Marília Berzins, doutora em saúde pública e presidente do Observatório da Longevidade Humana e Envelhecimento, é assertiva: “temos um marco legal e um Brasil real, que está muito longe de oferecer o conjunto de políticas já estabelecidas”. Defende o fortalecimento do Sistema Único de Assistência Social para oferecer uma rede de proteção: “nem sabemos ao certo quantas ILPIs há no país e a maioria é de filantrópicas, principalmente religiosas. Vem crescendo o número de particulares, mas as públicas são raríssimas. Quando se fala de centros-dia, na cidade de São Paulo não chegam a 25 e cada um dispõe de apenas 30 vagas por período, manhã ou tarde. Também é preciso criar unidades de referência de saúde da pessoa idosa e investir em estratégias inovadores para o cuidado”.
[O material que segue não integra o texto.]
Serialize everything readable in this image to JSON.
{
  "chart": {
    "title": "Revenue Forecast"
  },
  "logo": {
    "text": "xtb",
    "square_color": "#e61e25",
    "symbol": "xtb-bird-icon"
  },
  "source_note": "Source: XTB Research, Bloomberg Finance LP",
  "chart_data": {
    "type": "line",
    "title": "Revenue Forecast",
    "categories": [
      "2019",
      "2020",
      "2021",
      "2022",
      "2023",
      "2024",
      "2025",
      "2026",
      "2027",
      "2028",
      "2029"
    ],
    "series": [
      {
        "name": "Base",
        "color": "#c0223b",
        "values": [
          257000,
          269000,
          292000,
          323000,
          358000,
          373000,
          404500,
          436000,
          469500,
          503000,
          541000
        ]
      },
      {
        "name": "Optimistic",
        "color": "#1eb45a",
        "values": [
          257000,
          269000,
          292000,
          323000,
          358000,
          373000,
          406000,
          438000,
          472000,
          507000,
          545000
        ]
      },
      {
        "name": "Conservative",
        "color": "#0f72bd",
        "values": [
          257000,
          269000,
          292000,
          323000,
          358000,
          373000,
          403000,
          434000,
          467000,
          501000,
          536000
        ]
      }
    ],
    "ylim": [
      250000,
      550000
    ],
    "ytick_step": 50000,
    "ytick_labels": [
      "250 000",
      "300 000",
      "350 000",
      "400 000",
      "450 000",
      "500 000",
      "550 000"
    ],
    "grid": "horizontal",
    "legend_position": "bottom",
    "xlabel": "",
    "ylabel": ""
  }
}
Uma de suas bandeiras é o reconhecimento da profissão de cuidador, cuja regulamentação foi vetada pelo presidente Jair Bolsonaro: “essa mão de obra é fundamental, tem que ser bem preparada e valorizada”. Lembra ainda que o SUS precisa ofertar uma política nacional de cuidados: “os jovens têm prioridade nos aparelhos auditivos, que são da maior importância para prevenir a demência de idosos, e o mesmo acontece com a reabilitação”.